Immer mehr hörte ich, wie aus meiner zitternden Stimme ein Schreiweinen wurde.

Warme, salzige Tränen flossen über meine Wangen und ich schämte mich schon jetzt dafür.

„Ihr seid mein Leben!“, krächzte ich, bevor ich mich Merle zuwandte. „Wusstest du es auch!? Ihr alle wusstet es! Warum hast du mich belogen? Wolltet ihr mich schon von Anfang an loswerden?“

Meine Fee sank zu Boden, sah schwach und zerbrechlich aus.

„Aber… Mido… Du kannst nicht gehen…“, wisperte sie und flog schwankend hinauf, gegen meinen Torso und hielt sich dort fest. Sie schien keine Kraft mehr zu haben. Auch sie hatte nicht davon gewusst. Ich hob die Hände, hielt sie darin.

„Du wusstest nichts davon?“

„Nein…“, gestand sie mir. „Aber… Wenn du gehst, was wird dann aus mir?“

Ich wusste nicht warum, aber ausnahmsweise schien ich mir um Merle mehr Gedanken zu machen, als um mich. Ich faltete die Hände und blickte den Dekuspross feindselig an, schnaubte und baute mich auf. „Weißt du eigentlich, was du uns damit antust? Du kannst uns nicht trennen! Wir gehören zusammen!“

Seine nächsten Worte trafen mich noch tiefer.

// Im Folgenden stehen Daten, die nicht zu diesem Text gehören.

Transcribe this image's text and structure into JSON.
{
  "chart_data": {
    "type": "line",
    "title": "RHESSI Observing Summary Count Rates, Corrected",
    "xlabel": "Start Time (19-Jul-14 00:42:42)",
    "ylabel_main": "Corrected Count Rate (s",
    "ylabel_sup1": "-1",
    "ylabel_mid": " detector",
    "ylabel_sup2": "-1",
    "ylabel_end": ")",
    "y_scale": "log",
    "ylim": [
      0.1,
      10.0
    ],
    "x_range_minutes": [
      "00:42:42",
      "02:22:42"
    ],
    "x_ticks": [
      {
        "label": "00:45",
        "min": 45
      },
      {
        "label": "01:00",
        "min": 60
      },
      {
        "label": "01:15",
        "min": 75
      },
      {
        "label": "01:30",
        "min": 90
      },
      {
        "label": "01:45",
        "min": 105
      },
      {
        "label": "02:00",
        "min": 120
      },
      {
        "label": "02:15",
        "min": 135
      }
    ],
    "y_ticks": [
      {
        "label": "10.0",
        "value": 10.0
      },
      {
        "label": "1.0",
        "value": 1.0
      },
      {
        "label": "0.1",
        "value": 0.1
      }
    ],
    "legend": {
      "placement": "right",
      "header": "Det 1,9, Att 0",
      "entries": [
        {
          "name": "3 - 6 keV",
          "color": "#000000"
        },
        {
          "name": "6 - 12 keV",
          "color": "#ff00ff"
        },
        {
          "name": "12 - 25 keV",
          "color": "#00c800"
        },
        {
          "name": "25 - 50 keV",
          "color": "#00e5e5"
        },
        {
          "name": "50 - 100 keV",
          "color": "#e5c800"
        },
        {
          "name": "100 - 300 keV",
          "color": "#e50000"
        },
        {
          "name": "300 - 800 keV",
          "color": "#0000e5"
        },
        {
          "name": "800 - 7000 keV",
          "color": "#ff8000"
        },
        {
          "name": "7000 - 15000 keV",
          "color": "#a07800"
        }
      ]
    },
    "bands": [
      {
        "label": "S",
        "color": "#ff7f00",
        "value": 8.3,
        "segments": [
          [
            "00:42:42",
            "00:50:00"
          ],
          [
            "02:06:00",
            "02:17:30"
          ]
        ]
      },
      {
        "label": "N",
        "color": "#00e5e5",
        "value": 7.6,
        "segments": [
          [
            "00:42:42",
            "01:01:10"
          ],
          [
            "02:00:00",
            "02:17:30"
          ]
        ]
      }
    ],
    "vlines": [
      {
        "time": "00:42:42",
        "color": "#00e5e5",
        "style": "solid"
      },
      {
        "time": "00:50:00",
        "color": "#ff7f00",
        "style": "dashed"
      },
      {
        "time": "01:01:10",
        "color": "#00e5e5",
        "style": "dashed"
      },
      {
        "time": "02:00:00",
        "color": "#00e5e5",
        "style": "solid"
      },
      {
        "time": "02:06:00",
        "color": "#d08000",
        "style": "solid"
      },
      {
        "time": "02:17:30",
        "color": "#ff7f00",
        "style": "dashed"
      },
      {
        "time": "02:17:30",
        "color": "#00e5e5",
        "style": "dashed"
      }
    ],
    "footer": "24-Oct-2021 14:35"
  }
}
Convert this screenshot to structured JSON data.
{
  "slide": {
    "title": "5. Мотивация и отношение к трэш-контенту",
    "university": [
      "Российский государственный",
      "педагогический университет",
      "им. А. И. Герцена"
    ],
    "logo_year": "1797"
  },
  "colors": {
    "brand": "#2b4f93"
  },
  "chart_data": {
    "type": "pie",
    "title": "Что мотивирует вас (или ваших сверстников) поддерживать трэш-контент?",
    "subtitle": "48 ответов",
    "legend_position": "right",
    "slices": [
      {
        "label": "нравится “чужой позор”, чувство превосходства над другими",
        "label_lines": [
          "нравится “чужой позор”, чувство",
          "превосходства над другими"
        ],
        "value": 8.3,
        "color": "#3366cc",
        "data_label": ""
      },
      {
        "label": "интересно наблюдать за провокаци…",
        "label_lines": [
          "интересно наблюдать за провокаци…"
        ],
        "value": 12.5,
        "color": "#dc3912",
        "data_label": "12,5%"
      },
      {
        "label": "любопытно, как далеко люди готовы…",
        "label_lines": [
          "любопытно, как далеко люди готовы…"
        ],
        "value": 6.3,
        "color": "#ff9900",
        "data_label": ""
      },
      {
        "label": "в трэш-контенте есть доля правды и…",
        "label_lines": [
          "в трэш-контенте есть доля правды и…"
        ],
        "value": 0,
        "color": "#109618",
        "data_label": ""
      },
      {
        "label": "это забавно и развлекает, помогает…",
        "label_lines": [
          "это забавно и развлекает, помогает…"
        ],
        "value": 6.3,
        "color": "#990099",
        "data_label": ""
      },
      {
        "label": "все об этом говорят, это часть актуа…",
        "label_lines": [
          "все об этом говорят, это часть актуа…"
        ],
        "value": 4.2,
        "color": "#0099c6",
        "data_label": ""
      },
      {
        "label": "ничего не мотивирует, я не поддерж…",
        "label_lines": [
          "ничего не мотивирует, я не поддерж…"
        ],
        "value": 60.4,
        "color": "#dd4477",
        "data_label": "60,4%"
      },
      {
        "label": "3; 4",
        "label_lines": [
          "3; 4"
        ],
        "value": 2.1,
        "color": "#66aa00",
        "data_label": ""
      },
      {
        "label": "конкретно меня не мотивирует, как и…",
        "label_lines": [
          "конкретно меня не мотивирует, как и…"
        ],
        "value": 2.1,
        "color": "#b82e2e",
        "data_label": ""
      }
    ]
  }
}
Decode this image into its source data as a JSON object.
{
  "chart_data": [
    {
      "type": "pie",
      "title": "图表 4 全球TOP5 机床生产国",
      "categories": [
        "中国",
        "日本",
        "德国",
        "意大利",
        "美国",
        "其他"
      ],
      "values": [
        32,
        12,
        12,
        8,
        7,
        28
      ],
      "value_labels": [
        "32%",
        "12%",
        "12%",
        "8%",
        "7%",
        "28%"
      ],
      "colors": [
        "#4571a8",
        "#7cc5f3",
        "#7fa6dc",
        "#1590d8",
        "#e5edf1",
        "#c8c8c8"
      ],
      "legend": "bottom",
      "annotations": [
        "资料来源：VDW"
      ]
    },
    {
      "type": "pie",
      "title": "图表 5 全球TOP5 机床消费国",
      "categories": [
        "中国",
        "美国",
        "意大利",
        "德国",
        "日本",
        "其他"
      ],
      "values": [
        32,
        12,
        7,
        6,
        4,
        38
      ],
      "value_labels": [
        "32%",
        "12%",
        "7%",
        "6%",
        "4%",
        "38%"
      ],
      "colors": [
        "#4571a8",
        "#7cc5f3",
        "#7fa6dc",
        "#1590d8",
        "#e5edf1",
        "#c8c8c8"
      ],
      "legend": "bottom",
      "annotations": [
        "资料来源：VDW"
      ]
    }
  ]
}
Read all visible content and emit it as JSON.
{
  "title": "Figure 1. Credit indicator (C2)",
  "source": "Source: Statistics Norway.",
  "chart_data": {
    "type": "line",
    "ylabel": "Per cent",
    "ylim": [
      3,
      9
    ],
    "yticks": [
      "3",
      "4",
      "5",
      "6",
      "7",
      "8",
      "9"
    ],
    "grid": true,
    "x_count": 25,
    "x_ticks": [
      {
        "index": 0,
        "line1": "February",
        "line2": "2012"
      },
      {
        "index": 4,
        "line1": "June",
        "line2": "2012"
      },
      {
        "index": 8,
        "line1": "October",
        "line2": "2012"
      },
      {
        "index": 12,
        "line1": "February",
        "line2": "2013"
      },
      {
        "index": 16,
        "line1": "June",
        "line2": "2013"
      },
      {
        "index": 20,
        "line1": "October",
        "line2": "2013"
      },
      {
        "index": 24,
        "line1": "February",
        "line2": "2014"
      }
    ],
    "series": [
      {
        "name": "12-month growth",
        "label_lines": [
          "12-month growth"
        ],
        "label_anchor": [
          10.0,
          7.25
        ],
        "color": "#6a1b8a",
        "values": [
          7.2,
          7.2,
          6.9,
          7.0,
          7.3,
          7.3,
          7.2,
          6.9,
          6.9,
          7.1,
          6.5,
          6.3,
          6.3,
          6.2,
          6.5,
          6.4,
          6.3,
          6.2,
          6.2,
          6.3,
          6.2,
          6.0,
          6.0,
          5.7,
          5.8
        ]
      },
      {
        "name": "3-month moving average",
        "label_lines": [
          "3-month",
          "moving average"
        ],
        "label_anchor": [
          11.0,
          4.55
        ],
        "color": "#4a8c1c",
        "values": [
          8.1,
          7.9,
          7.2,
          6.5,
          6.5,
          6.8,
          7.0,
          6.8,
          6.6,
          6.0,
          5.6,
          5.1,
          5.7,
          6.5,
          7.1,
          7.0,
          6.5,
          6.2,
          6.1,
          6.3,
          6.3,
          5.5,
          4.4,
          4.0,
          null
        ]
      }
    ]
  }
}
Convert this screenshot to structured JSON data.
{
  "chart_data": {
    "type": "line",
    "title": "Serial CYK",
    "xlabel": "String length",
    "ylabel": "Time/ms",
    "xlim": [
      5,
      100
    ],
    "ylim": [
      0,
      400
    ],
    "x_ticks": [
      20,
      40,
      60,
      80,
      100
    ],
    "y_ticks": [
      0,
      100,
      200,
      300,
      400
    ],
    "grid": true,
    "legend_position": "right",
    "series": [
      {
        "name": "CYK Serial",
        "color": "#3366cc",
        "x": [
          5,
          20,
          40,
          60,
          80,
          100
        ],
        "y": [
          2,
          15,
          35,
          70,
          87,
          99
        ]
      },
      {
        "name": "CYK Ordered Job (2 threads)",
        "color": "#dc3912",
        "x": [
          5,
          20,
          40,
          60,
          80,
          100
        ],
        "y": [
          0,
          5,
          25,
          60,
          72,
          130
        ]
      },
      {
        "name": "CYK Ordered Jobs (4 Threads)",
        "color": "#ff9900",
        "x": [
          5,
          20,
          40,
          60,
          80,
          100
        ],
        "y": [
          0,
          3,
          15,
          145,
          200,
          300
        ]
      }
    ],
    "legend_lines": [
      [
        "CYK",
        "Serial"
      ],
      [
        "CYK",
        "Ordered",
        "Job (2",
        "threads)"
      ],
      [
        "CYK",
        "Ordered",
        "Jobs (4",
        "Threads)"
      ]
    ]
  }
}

„Nein, eigentlich nicht. Sie gehört nicht zu dir. Du bist keiner von uns. Du bist kein Kokiri.“
 

Kein Kokiri?

Ich öffnete die Hände und sah zu dem kleinen Geschöpf, das dort in meiner Hand lag, und mich schon mein ganzes Leben lang, seit ich denken konnte, begleitete. Kläglich zitterte sie. Wir kannten uns schon so lange. Ich war der Anführer der Kokiri geworden und sie hatte mich dabei begleitet. Jeden Tag und jede Nacht. Wir hatten alles zusammen durchgestanden.

Jeder Kokiri bekam eine Fee.

Wenn ich keiner war – Warum hatte ich sie dann? Und vor allem: Was war ich?